In the first trial, published in the April 10 issue of the New England Journal of Medicine, 821 women who were HIV-negative and HSV-2-seropositive were randomized to receive 400 mg of acyclovir twice daily or placebo. The women were followed for 12 to 30 months. Despite a median adherence of 90 percent to the study drug, there was no overall effect of acyclovir on the incidence of HIV (rate ratio for the acyclovir group: 1.08; 95 PE confidence interval: 0.64 to 1.83). Of note, acyclovir did not decrease the rates of genital ulcer disease in the intervention group. (Watson-Jones et al., NEJM. 358:1560-1571.)
The second study, published in the June 21 issue of the Lancet, recruited 1,814 men and 1,358 women. The study design was similar to the first study. Again, despite 94 percent adherence to the study drugs, there was no overall effect of acyclovir on the incidence of HIV (hazard ratio for the acyclovir group: 1.16; 95 percent confidence interval, 0.83 to 1.62). In the latter study, however, acyclovir did decrease the rates of genital ulcers by 47 percent. (Celum et al., Lancet. 2008;371:2109-2119.)

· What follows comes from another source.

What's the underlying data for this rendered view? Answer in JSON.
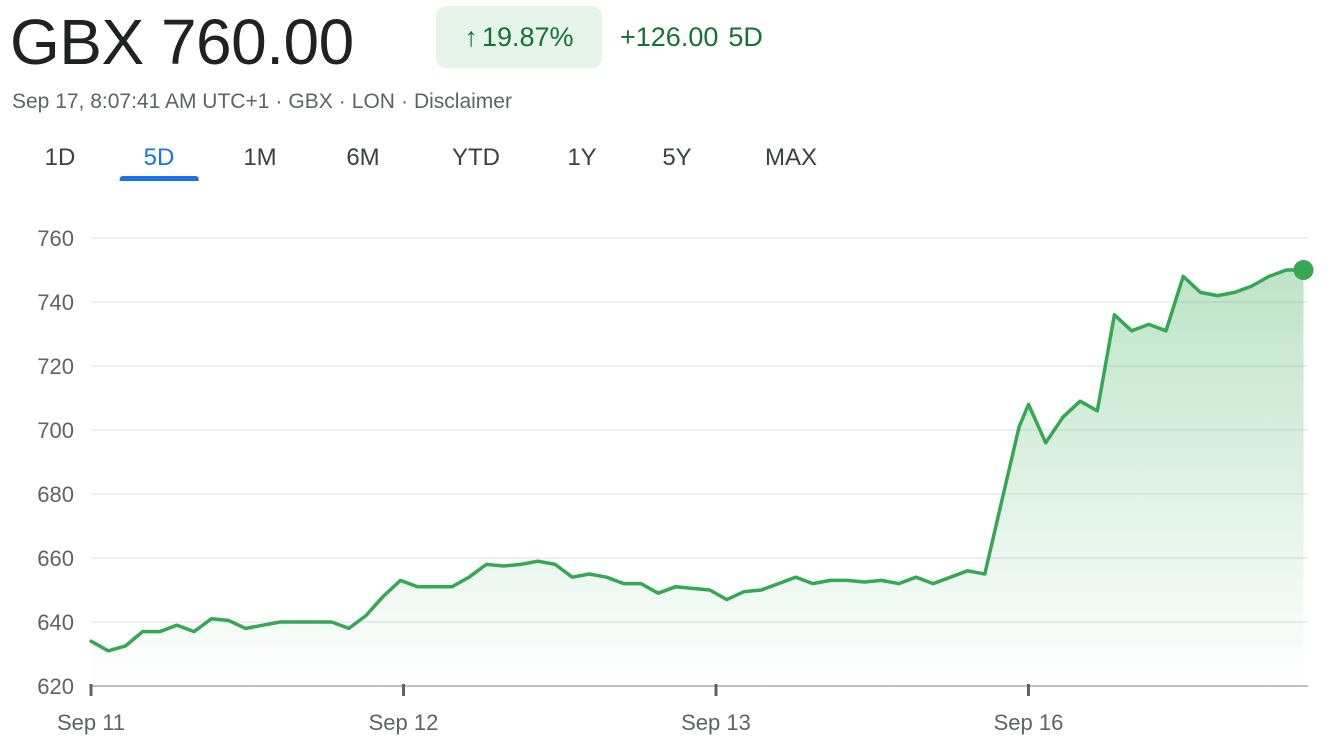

After the success of circumcision in reducing HIV acquisition in men and the recent disappointment in a preventive HIV vaccine, there was great hope that HSV-2 suppression using a relatively inexpensive drug such as acyclovir might provide an additional means to decrease the spread of HIV (especially in resource-limited settings). Despite strong epidemiologic data linking HSV-2 to HIV acquisition, the reason for the failure of acyclovir to protect against HIV acquisition is still unclear. There is an ongoing study to evaluate the efficacy of acyclovir therapy in preventing HIV transmission from HSV-2/HIV co-infected patients to their uninfected partners.